In the case of phagocytosis, it has long been presumed that pseudopod extension, which must precede particle ingestion, is an entirely actin-driven event, driven at least in part by a “zippering” of the forming pseudopod across the particle surface by progressive interactions with receptors on the phagocyte plasma membrane (Griffin et al., 1977). Indeed, a role for actin in phagocytosis is exceedingly well established (Aderem and Underhill 1999). Some apparent discrepancies with this simple view have long been evident, however. Pioneering work from Werb and Cohn 1972 established that cells such as macrophages can internalize enormous areas of plasma membrane during particle uptake, up to 50% of a cell's entire surface area. Yet, when measured quantitatively, it was apparent even from our own group's early efforts that at best only a small fraction of a macrophages plasma membrane proteins were removed as a consequence of phagocytosis, and even these disappeared only transiently (Mellman et al. 1983). More recent work from Grinstein and colleagues demonstrated not only that the macrophage surface area does not decrease as a result of phagocytosis, but actually increases (Hackam et al. 1998). The source of compensatory membrane was most likely derived from one or more intracellular compartments. Indeed, injection of macrophages with the SNARE-active neurotoxin tetanus toxin was found to cause a significant decrease in phagocytosis, consistent with an inhibition of fusion of intracellular vesicles with the plasma membrane.
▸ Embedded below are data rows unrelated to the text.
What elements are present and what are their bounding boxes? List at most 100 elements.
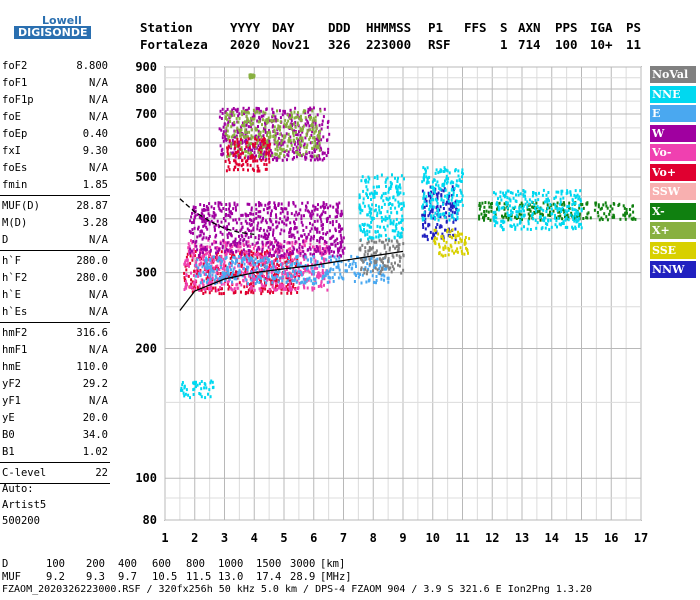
- echo-point: [520, 209, 523, 213]
- echo-point: [266, 207, 269, 211]
- echo-point: [185, 255, 188, 259]
- echo-point: [299, 133, 302, 137]
- echo-point: [366, 262, 369, 266]
- echo-point: [246, 283, 249, 287]
- muf-value: 11.5: [186, 571, 212, 583]
- echo-point: [577, 213, 580, 217]
- echo-point: [556, 201, 559, 205]
- echo-point: [555, 190, 558, 194]
- echo-point: [327, 147, 330, 151]
- echo-point: [188, 229, 191, 233]
- echo-point: [277, 286, 280, 290]
- echo-point: [445, 220, 448, 224]
- echo-point: [187, 242, 190, 246]
- echo-point: [386, 210, 389, 214]
- echo-point: [463, 241, 466, 245]
- echo-point: [200, 288, 203, 292]
- echo-point: [389, 219, 392, 223]
- echo-point: [329, 267, 332, 271]
- echo-point: [307, 110, 310, 114]
- echo-point: [214, 274, 217, 278]
- echo-point: [568, 201, 571, 205]
- echo-point: [218, 292, 221, 296]
- echo-point: [399, 191, 402, 195]
- echo-point: [256, 256, 259, 260]
- autoscale-label: Auto:: [2, 483, 34, 495]
- echo-point: [367, 267, 370, 271]
- echo-point: [214, 246, 217, 250]
- echo-point: [240, 283, 243, 287]
- echo-point: [229, 120, 232, 123]
- echo-point: [228, 202, 231, 206]
- echo-point: [456, 250, 459, 254]
- echo-point: [280, 264, 283, 268]
- echo-point: [372, 185, 375, 189]
- echo-point: [193, 251, 195, 255]
- echo-point: [374, 208, 377, 212]
- echo-point: [292, 122, 295, 126]
- echo-point: [309, 135, 312, 139]
- echo-point: [226, 266, 229, 269]
- echo-point: [254, 159, 257, 163]
- echo-point: [262, 139, 265, 143]
- echo-point: [386, 242, 389, 246]
- echo-point: [243, 285, 246, 289]
- echo-point: [258, 169, 261, 173]
- echo-point: [311, 269, 314, 273]
- echo-point: [356, 255, 358, 259]
- echo-point: [368, 225, 371, 229]
- echo-point: [322, 115, 325, 119]
- echo-point: [282, 245, 285, 249]
- echo-point: [214, 289, 217, 293]
- echo-point: [301, 246, 304, 250]
- echo-point: [619, 217, 622, 221]
- echo-point: [380, 216, 383, 219]
- echo-point: [264, 234, 266, 238]
- echo-point: [290, 278, 293, 282]
- echo-point: [277, 202, 280, 206]
- echo-point: [265, 150, 268, 154]
- echo-point: [328, 214, 331, 218]
- echo-point: [423, 205, 426, 209]
- echo-point: [575, 220, 578, 224]
- echo-point: [289, 260, 292, 264]
- echo-point: [304, 109, 307, 113]
- echo-point: [277, 142, 280, 146]
- echo-point: [534, 198, 537, 202]
- echo-point: [228, 204, 231, 208]
- echo-point: [206, 217, 209, 220]
- echo-point: [394, 198, 397, 202]
- echo-point: [253, 114, 256, 118]
- param-value: N/A: [89, 94, 108, 106]
- echo-point: [288, 271, 291, 275]
- echo-point: [291, 123, 294, 126]
- echo-point: [262, 216, 264, 220]
- echo-point: [550, 207, 553, 211]
- echo-point: [374, 230, 377, 234]
- echo-point: [282, 285, 285, 289]
- echo-point: [200, 250, 203, 254]
- echo-point: [281, 279, 284, 283]
- echo-point: [378, 257, 381, 261]
- echo-point: [276, 262, 279, 266]
- echo-point: [251, 149, 253, 152]
- echo-point: [631, 204, 634, 208]
- echo-point: [234, 154, 237, 158]
- echo-point: [581, 203, 584, 206]
- echo-point: [425, 199, 428, 203]
- echo-point: [245, 240, 248, 244]
- echo-point: [249, 273, 252, 277]
- echo-point: [397, 204, 400, 208]
- echo-point: [342, 236, 345, 240]
- echo-point: [428, 207, 431, 211]
- echo-point: [295, 272, 298, 276]
- echo-point: [197, 227, 199, 231]
- echo-point: [528, 202, 531, 206]
- header-value: 10+: [590, 37, 613, 52]
- echo-point: [250, 254, 253, 258]
- echo-point: [222, 207, 225, 210]
- echo-point: [263, 268, 265, 272]
- echo-point: [375, 275, 378, 278]
- echo-point: [430, 214, 432, 218]
- echo-point: [279, 259, 282, 262]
In this issue of the JCB, Grinstein's group appears to have provided a critical element to the story by focussing on a tetanus toxin-sensitive v-SNARE, VAMP3/Cellubrevin, as the possible relevant site of action (Bajno et al. 2000). In many mammalian cells, VAMP3/Cellubrevin is localized to a specific endosome subpopulation designated “recycling endosomes” (McMahon et al. 1993; Daro et al. 1996). These enigmatic vesicles function as intermediates on the receptor recycling pathway, but seem to host the transit of only a small fraction of internalized receptors. Passage through recycling endosomes appears to delay their rate of their recycling, perhaps causing the accumulation of an intracellular pool of receptors and other plasma membrane components (Sheff et al. 1999). Whereas recycling endosomes have been implicated in polarized sorting of receptors in epithelial cells, their function, particularly in nonpolarized cells such as fibroblasts and macrophages, has remained unknown. Grinstein and colleagues (Bajno et al. 2000) now suggest that they are involved in a form of polarity here as well, namely polarized insertion of new membrane at sites of particle uptake (Fig. 1).

By expressing GFP-fusions of VAMP3/Cellubrevin in phagocytic cells, Bajno et al. 2000 find that elements of the VAMP3/Cellubrevin-positive recycling endosome population seem to fuse with the plasma membrane, quite possibly providing the estra membrane required for pseudopod extension. Importantly, fusion seems to occur in a polarized fashion, being concentrated at and within the newly formed phagocytic vacuole, with VAMP3/Cellubrevin then rapidly removed from the plasma membrane by endocytosis. Since tetanus toxin treatment cleaves VAMP3/Cellubrevin and was previously found to inhibit phagocytosis, it seems reasonable to propose that phagocytosis requires the vectorial insertion of recycling endosomes.

Although much more work will be needed before it is possible to propose that a similar mechanism is also responsible for inserting new membrane at the leading edge of a migrating cell, Bajno et al.'s work provides some easily testable hypotheses. Indeed, it is already known that recycling receptors, even ones known to reside in recycling endosomes, seem to appear preferentially at the forward margins of moving cells (Pierini et al. 2000). The identification of a recycling endosome-associated v-SNARE, which may control the actual insertion process may finally provide a path to resolving the long standing debate over the mechanism of cell motility. Is a VAMP3/Cellubrevin-dependent insertion of recycling endosome membrane at the leading edge of a motile cell required for sustained mobility? As an added bonus, this work, although targeted at understanding the mechanism of phagocytosis, may also provide a welcome explanation for why recycling endosomes exist at all.